“ Depuis plusieurs mois, le renforcement militaire de l’Ouganda en Ituri, sous couvert de lutte contre les groupes armés, alimente un débat sur les limites de la coopération régionale et les tensions géopolitiques qu’elle pourrait aggraver.
Depuis février 2025, la présence militaire ougandaise ne cesse de s’intensifier en Ituri. Des colonnes de l’armée ougandaise (UPDF), lourdement équipées, ont été aperçues dans les territoires de Djugu, Irumu et Mahagi. Officiellement, ce redéploiement vise à appuyer les Forces armées de la RDC (FARDC) dans la traque des rebelles ADF. Mais au fil des mois, une question revient avec insistance : s’agit-il encore d’une coopération sécuritaire ou d’une présence étrangère aux contours de plus en plus opaques ? Entre actions militaires unilatérales, zones minières sensibles et tensions intercommunautaires persistantes, le partenariat militaire entre Kampala et Kinshasa prend une tournure de plus en plus controversée, soulevant des inquiétudes quant à la souveraineté congolaise dans cette province frontalière meurtrie par des décennies de violence.
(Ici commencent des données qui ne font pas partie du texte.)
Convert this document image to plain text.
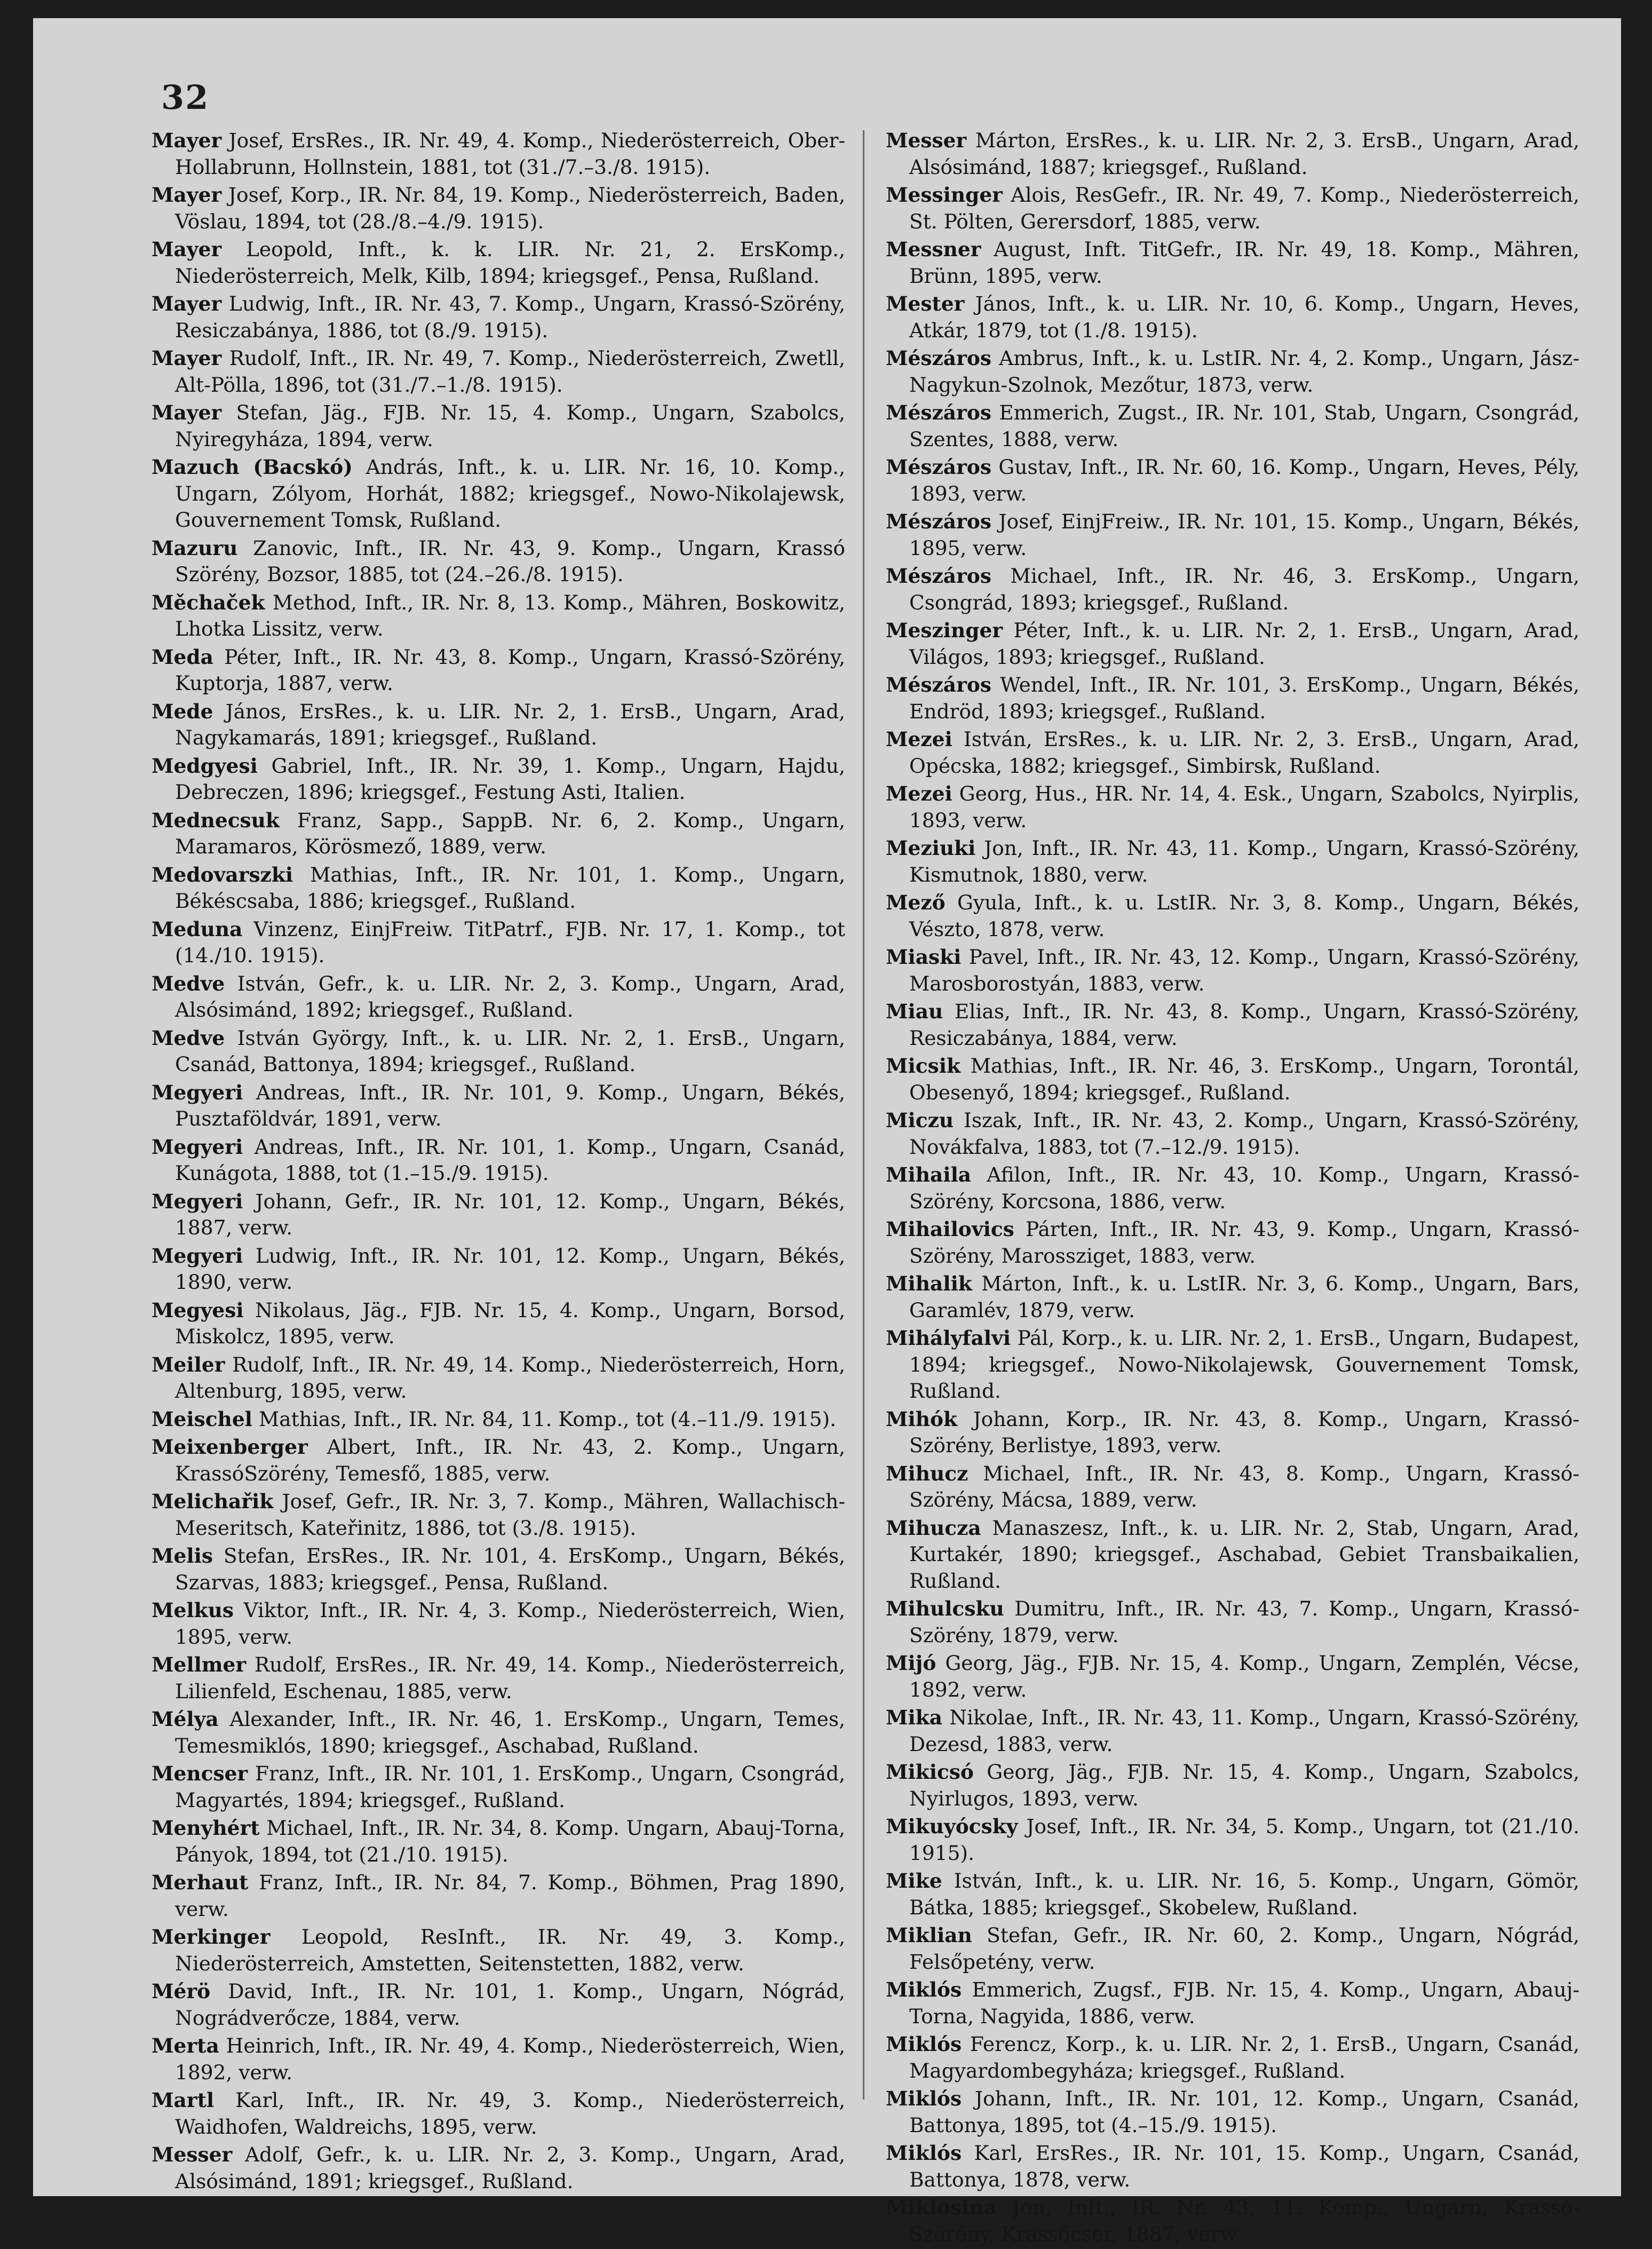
32

Mayer Josef, ErsRes., IR. Nr. 49, 4. Komp., Niederösterreich, Ober-Hollabrunn, Hollnstein, 1881, tot (31./7.–3./8. 1915).

Mayer Josef, Korp., IR. Nr. 84, 19. Komp., Niederösterreich, Baden, Vöslau, 1894, tot (28./8.–4./9. 1915).

Mayer Leopold, Inft., k. k. LIR. Nr. 21, 2. ErsKomp., Niederösterreich, Melk, Kilb, 1894; kriegsgef., Pensa, Rußland.

Mayer Ludwig, Inft., IR. Nr. 43, 7. Komp., Ungarn, Krassó-Szörény, Resiczabánya, 1886, tot (8./9. 1915).

Mayer Rudolf, Inft., IR. Nr. 49, 7. Komp., Niederösterreich, Zwetll, Alt-Pölla, 1896, tot (31./7.–1./8. 1915).

Mayer Stefan, Jäg., FJB. Nr. 15, 4. Komp., Ungarn, Szabolcs, Nyiregyháza, 1894, verw.

Mazuch (Bacskó) András, Inft., k. u. LIR. Nr. 16, 10. Komp., Ungarn, Zólyom, Horhát, 1882; kriegsgef., Nowo-Nikolajewsk, Gouvernement Tomsk, Rußland.

Mazuru Zanovic, Inft., IR. Nr. 43, 9. Komp., Ungarn, Krassó Szörény, Bozsor, 1885, tot (24.–26./8. 1915).

Měchaček Method, Inft., IR. Nr. 8, 13. Komp., Mähren, Boskowitz, Lhotka Lissitz, verw.

Meda Péter, Inft., IR. Nr. 43, 8. Komp., Ungarn, Krassó-Szörény, Kuptorja, 1887, verw.

Mede János, ErsRes., k. u. LIR. Nr. 2, 1. ErsB., Ungarn, Arad, Nagykamarás, 1891; kriegsgef., Rußland.

Medgyesi Gabriel, Inft., IR. Nr. 39, 1. Komp., Ungarn, Hajdu, Debreczen, 1896; kriegsgef., Festung Asti, Italien.

Mednecsuk Franz, Sapp., SappB. Nr. 6, 2. Komp., Ungarn, Maramaros, Körösmező, 1889, verw.

Medovarszki Mathias, Inft., IR. Nr. 101, 1. Komp., Ungarn, Békéscsaba, 1886; kriegsgef., Rußland.

Meduna Vinzenz, EinjFreiw. TitPatrf., FJB. Nr. 17, 1. Komp., tot (14./10. 1915).

Medve István, Gefr., k. u. LIR. Nr. 2, 3. Komp., Ungarn, Arad, Alsósimánd, 1892; kriegsgef., Rußland.

Medve István György, Inft., k. u. LIR. Nr. 2, 1. ErsB., Ungarn, Csanád, Battonya, 1894; kriegsgef., Rußland.

Megyeri Andreas, Inft., IR. Nr. 101, 9. Komp., Ungarn, Békés, Pusztaföldvár, 1891, verw.

Megyeri Andreas, Inft., IR. Nr. 101, 1. Komp., Ungarn, Csanád, Kunágota, 1888, tot (1.–15./9. 1915).

Megyeri Johann, Gefr., IR. Nr. 101, 12. Komp., Ungarn, Békés, 1887, verw.

Megyeri Ludwig, Inft., IR. Nr. 101, 12. Komp., Ungarn, Békés, 1890, verw.

Megyesi Nikolaus, Jäg., FJB. Nr. 15, 4. Komp., Ungarn, Borsod, Miskolcz, 1895, verw.

Meiler Rudolf, Inft., IR. Nr. 49, 14. Komp., Niederösterreich, Horn, Altenburg, 1895, verw.

Meischel Mathias, Inft., IR. Nr. 84, 11. Komp., tot (4.–11./9. 1915).

Meixenberger Albert, Inft., IR. Nr. 43, 2. Komp., Ungarn, KrassóSzörény, Temesfő, 1885, verw.

Melichařik Josef, Gefr., IR. Nr. 3, 7. Komp., Mähren, Wallachisch-Meseritsch, Kateřinitz, 1886, tot (3./8. 1915).

Melis Stefan, ErsRes., IR. Nr. 101, 4. ErsKomp., Ungarn, Békés, Szarvas, 1883; kriegsgef., Pensa, Rußland.

Melkus Viktor, Inft., IR. Nr. 4, 3. Komp., Niederösterreich, Wien, 1895, verw.

Mellmer Rudolf, ErsRes., IR. Nr. 49, 14. Komp., Niederösterreich, Lilienfeld, Eschenau, 1885, verw.

Mélya Alexander, Inft., IR. Nr. 46, 1. ErsKomp., Ungarn, Temes, Temesmiklós, 1890; kriegsgef., Aschabad, Rußland.

Mencser Franz, Inft., IR. Nr. 101, 1. ErsKomp., Ungarn, Csongrád, Magyartés, 1894; kriegsgef., Rußland.

Menyhért Michael, Inft., IR. Nr. 34, 8. Komp. Ungarn, Abauj-Torna, Pányok, 1894, tot (21./10. 1915).

Merhaut Franz, Inft., IR. Nr. 84, 7. Komp., Böhmen, Prag 1890, verw.

Merkinger Leopold, ResInft., IR. Nr. 49, 3. Komp., Niederösterreich, Amstetten, Seitenstetten, 1882, verw.

Mérö David, Inft., IR. Nr. 101, 1. Komp., Ungarn, Nógrád, Nográdverőcze, 1884, verw.

Merta Heinrich, Inft., IR. Nr. 49, 4. Komp., Niederösterreich, Wien, 1892, verw.

Martl Karl, Inft., IR. Nr. 49, 3. Komp., Niederösterreich, Waidhofen, Waldreichs, 1895, verw.

Messer Adolf, Gefr., k. u. LIR. Nr. 2, 3. Komp., Ungarn, Arad, Alsósimánd, 1891; kriegsgef., Rußland.

Messer Márton, ErsRes., k. u. LIR. Nr. 2, 3. ErsB., Ungarn, Arad, Alsósimánd, 1887; kriegsgef., Rußland.

Messinger Alois, ResGefr., IR. Nr. 49, 7. Komp., Niederösterreich, St. Pölten, Gerersdorf, 1885, verw.

Messner August, Inft. TitGefr., IR. Nr. 49, 18. Komp., Mähren, Brünn, 1895, verw.

Mester János, Inft., k. u. LIR. Nr. 10, 6. Komp., Ungarn, Heves, Atkár, 1879, tot (1./8. 1915).

Mészáros Ambrus, Inft., k. u. LstIR. Nr. 4, 2. Komp., Ungarn, Jász-Nagykun-Szolnok, Mezőtur, 1873, verw.

Mészáros Emmerich, Zugst., IR. Nr. 101, Stab, Ungarn, Csongrád, Szentes, 1888, verw.

Mészáros Gustav, Inft., IR. Nr. 60, 16. Komp., Ungarn, Heves, Pély, 1893, verw.

Mészáros Josef, EinjFreiw., IR. Nr. 101, 15. Komp., Ungarn, Békés, 1895, verw.

Mészáros Michael, Inft., IR. Nr. 46, 3. ErsKomp., Ungarn, Csongrád, 1893; kriegsgef., Rußland.

Meszinger Péter, Inft., k. u. LIR. Nr. 2, 1. ErsB., Ungarn, Arad, Világos, 1893; kriegsgef., Rußland.

Mészáros Wendel, Inft., IR. Nr. 101, 3. ErsKomp., Ungarn, Békés, Endröd, 1893; kriegsgef., Rußland.

Mezei István, ErsRes., k. u. LIR. Nr. 2, 3. ErsB., Ungarn, Arad, Opécska, 1882; kriegsgef., Simbirsk, Rußland.

Mezei Georg, Hus., HR. Nr. 14, 4. Esk., Ungarn, Szabolcs, Nyirplis, 1893, verw.

Meziuki Jon, Inft., IR. Nr. 43, 11. Komp., Ungarn, Krassó-Szörény, Kismutnok, 1880, verw.

Mező Gyula, Inft., k. u. LstIR. Nr. 3, 8. Komp., Ungarn, Békés, Vészto, 1878, verw.

Miaski Pavel, Inft., IR. Nr. 43, 12. Komp., Ungarn, Krassó-Szörény, Marosborostyán, 1883, verw.

Miau Elias, Inft., IR. Nr. 43, 8. Komp., Ungarn, Krassó-Szörény, Resiczabánya, 1884, verw.

Micsik Mathias, Inft., IR. Nr. 46, 3. ErsKomp., Ungarn, Torontál, Obesenyő, 1894; kriegsgef., Rußland.

Miczu Iszak, Inft., IR. Nr. 43, 2. Komp., Ungarn, Krassó-Szörény, Novákfalva, 1883, tot (7.–12./9. 1915).

Mihaila Afilon, Inft., IR. Nr. 43, 10. Komp., Ungarn, Krassó-Szörény, Korcsona, 1886, verw.

Mihailovics Párten, Inft., IR. Nr. 43, 9. Komp., Ungarn, Krassó-Szörény, Marossziget, 1883, verw.

Mihalik Márton, Inft., k. u. LstIR. Nr. 3, 6. Komp., Ungarn, Bars, Garamlév, 1879, verw.

Mihályfalvi Pál, Korp., k. u. LIR. Nr. 2, 1. ErsB., Ungarn, Budapest, 1894; kriegsgef., Nowo-Nikolajewsk, Gouvernement Tomsk, Rußland.

Mihók Johann, Korp., IR. Nr. 43, 8. Komp., Ungarn, Krassó-Szörény, Berlistye, 1893, verw.

Mihucz Michael, Inft., IR. Nr. 43, 8. Komp., Ungarn, Krassó-Szörény, Mácsa, 1889, verw.

Mihucza Manaszesz, Inft., k. u. LIR. Nr. 2, Stab, Ungarn, Arad, Kurtakér, 1890; kriegsgef., Aschabad, Gebiet Transbaikalien, Rußland.

Mihulcsku Dumitru, Inft., IR. Nr. 43, 7. Komp., Ungarn, Krassó-Szörény, 1879, verw.

Mijó Georg, Jäg., FJB. Nr. 15, 4. Komp., Ungarn, Zemplén, Vécse, 1892, verw.

Mika Nikolae, Inft., IR. Nr. 43, 11. Komp., Ungarn, Krassó-Szörény, Dezesd, 1883, verw.

Mikicsó Georg, Jäg., FJB. Nr. 15, 4. Komp., Ungarn, Szabolcs, Nyirlugos, 1893, verw.

Mikuyócsky Josef, Inft., IR. Nr. 34, 5. Komp., Ungarn, tot (21./10. 1915).

Mike István, Inft., k. u. LIR. Nr. 16, 5. Komp., Ungarn, Gömör, Bátka, 1885; kriegsgef., Skobelew, Rußland.

Miklian Stefan, Gefr., IR. Nr. 60, 2. Komp., Ungarn, Nógrád, Felsőpetény, verw.

Miklós Emmerich, Zugsf., FJB. Nr. 15, 4. Komp., Ungarn, Abauj-Torna, Nagyida, 1886, verw.

Miklós Ferencz, Korp., k. u. LIR. Nr. 2, 1. ErsB., Ungarn, Csanád, Magyardombegyháza; kriegsgef., Rußland.

Miklós Johann, Inft., IR. Nr. 101, 12. Komp., Ungarn, Csanád, Battonya, 1895, tot (4.–15./9. 1915).

Miklós Karl, ErsRes., IR. Nr. 101, 15. Komp., Ungarn, Csanád, Battonya, 1878, verw.

Miklosina Jon, Inft., IR. Nr. 43, 11. Komp., Ungarn, Krassó-Szörény, Krassócser, 1887, verw.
Officiellement, une lutte contre les ADF
Du côté ougandais, ce redéploiement s’inscrit dans la continuité de l’opération Shujaa, lancée en novembre 2021 pour neutraliser les Forces démocratiques alliées (ADF), un groupe armé d’origine ougandaise, accusé de nombreux massacres dans l’Est de la RDC et affilié à l’État islamique. Kampala évoque également un impératif de sécurité nationale face à la recrudescence d’attaques terroristes à sa frontière ouest.
Des opérations au-delà du mandat initial
Toutefois, des voix s’élèvent pour dénoncer un élargissement non déclaré du champ d’action de l’UPDF. En plus des ADF, l’armée ougandaise aurait mené des offensives contre d’autres groupes armés tels que CODECO, dans des zones connues pour leurs gisements d’or. Des affrontements entre militaires ougandais et miliciens ont également été signalés près de la RN27, un axe stratégique dans le commerce transfrontalier et l’acheminement des ressources. Ce dépassement de mandat alimente les soupçons d’agendas économiques dissimulés.
Un partenariat réajusté, mais fragile
Face aux préoccupations croissantes, une délégation gouvernementale congolaise s’est rendue en Ituri en juin dernier. À l’issue de cette mission, un mémorandum révisé a été signé à Kinshasa, stipulant que toute opération ougandaise doit désormais être strictement coordonnée avec les FARDC et conduite dans un cadre bilatéral clairement défini. Malgré cette tentative d’encadrement, la défiance persiste chez certains acteurs politiques et membres de la société civile, qui craignent une ingérence prolongée sous couvert de coopération sécuritaire.
Entre soulagement et méfiance dans les communautés locales
Dans les camps de déplacés de Drodro et Roe, la population reste divisée. Si certains y voient une présence protectrice capable de dissuader les attaques des groupes armés, d’autres redoutent une escalade des tensions, voire une militarisation durable du territoire perçue comme une forme d’occupation. Ces perceptions contrastées illustrent la fragilité du lien entre interventions extérieures et paix locale, dans un contexte où chaque mouvement militaire provoque un traumatismes du passé et des intérêts politico-miniers.
Une coopération sous tension, des enjeux bien au-delà du militaire
Le renforcement militaire de l’Ouganda en Ituri, bien qu’inscrit dans un cadre de coopération régionale, pose des questions fondamentales sur la souveraineté congolaise, l’efficacité des mécanismes conjoints de sécurité, et les appétits géoéconomiques autour des ressources naturelles.
Certains experts de la politique des grands-Lacs estiment que tant que la transparence et la coordination réelle entre partenaires ne seront pas garanties, cette présence étrangère continuera d’être perçue par une partie de la population comme une menace voilée, plutôt qu’un soutien durable à la paix.